7 Responses to “Family affair – Dogtooth review”

  1. >Sounds a bit like "Bad Boy Bubba"…

  2. >Call me twisted but your review has made me very eager to see this film 🙂 Great review by the way!!

  3. >"and the best argument against home-schooling since The Jonas Brothers."Because noone was ever hurt/assaulted/raped/mistreated in institutional care….Homeschoolers often join larger organisations to help learn how to better look after their children. The key factor here is isolationism, not home schooling. Some people decide to cut themselves off from the outside world, for whatever reason. They function as a sub-set of the homeschooling community, not the other way around. Good review, but perhaps the subject matter affected the reviewer in such a way as caused them to lash out, and they chose an easy target for it. May I suggest a good therapy session to deal with such latent aggression?

  4. >Justin, I'm pretty sure that comment about Homeschooling was tongue in cheek. Get a sense of humour!

  5. I’m kinda baffled how you can refer to any scene from this movie (except the dancing scene from the family celebration) as hilarious?
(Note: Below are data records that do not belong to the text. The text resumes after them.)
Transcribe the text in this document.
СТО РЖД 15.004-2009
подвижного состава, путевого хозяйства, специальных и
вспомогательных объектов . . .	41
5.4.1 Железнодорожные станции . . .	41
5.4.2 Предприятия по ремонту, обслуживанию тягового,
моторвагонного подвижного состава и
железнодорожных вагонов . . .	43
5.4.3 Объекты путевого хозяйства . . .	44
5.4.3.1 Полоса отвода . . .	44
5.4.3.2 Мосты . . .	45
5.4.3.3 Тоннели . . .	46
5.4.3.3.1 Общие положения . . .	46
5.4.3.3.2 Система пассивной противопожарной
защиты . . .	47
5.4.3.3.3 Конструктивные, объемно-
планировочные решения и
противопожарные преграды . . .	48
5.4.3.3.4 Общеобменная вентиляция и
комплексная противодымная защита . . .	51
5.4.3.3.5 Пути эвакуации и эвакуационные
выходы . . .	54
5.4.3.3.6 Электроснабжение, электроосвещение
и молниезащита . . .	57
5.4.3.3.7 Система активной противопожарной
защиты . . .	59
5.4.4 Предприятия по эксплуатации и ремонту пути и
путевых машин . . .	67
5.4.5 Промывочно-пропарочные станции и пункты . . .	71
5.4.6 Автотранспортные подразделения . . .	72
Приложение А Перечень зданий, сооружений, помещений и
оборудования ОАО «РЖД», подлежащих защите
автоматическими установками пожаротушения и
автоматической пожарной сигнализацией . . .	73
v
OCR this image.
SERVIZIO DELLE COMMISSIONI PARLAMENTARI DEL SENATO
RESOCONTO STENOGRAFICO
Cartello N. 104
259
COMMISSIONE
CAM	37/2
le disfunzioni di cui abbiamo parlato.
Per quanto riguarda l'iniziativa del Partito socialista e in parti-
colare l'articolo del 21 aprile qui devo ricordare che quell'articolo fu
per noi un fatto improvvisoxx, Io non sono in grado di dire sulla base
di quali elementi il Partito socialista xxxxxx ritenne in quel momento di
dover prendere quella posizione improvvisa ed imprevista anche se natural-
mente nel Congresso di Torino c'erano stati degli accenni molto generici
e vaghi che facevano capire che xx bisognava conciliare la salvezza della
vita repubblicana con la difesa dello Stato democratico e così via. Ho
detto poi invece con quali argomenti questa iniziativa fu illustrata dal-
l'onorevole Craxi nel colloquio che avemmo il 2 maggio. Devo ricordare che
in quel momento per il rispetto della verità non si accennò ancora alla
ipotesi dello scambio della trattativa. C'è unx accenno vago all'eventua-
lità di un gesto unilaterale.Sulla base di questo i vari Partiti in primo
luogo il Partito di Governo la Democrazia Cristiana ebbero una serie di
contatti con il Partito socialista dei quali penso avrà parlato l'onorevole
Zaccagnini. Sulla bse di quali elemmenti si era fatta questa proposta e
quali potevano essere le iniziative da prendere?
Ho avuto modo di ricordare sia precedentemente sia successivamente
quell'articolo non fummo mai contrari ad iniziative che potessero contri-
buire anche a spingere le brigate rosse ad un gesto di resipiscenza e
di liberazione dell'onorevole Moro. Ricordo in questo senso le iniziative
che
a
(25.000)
Bizarre, fascinating, violent and thought-provoking, these adjective fit, but hilarious? I don’t think so!

  6. Great review –

  7. I beg to differ. I would not call what is depicted in this movie homeschooling. The use of the Internet and other forms of media is easily 50% of what a decent education should be, if not even more than that, and to leave them out is to do devastating violence to the mind deprived of them. This is a depiction of intellectual abuse and control.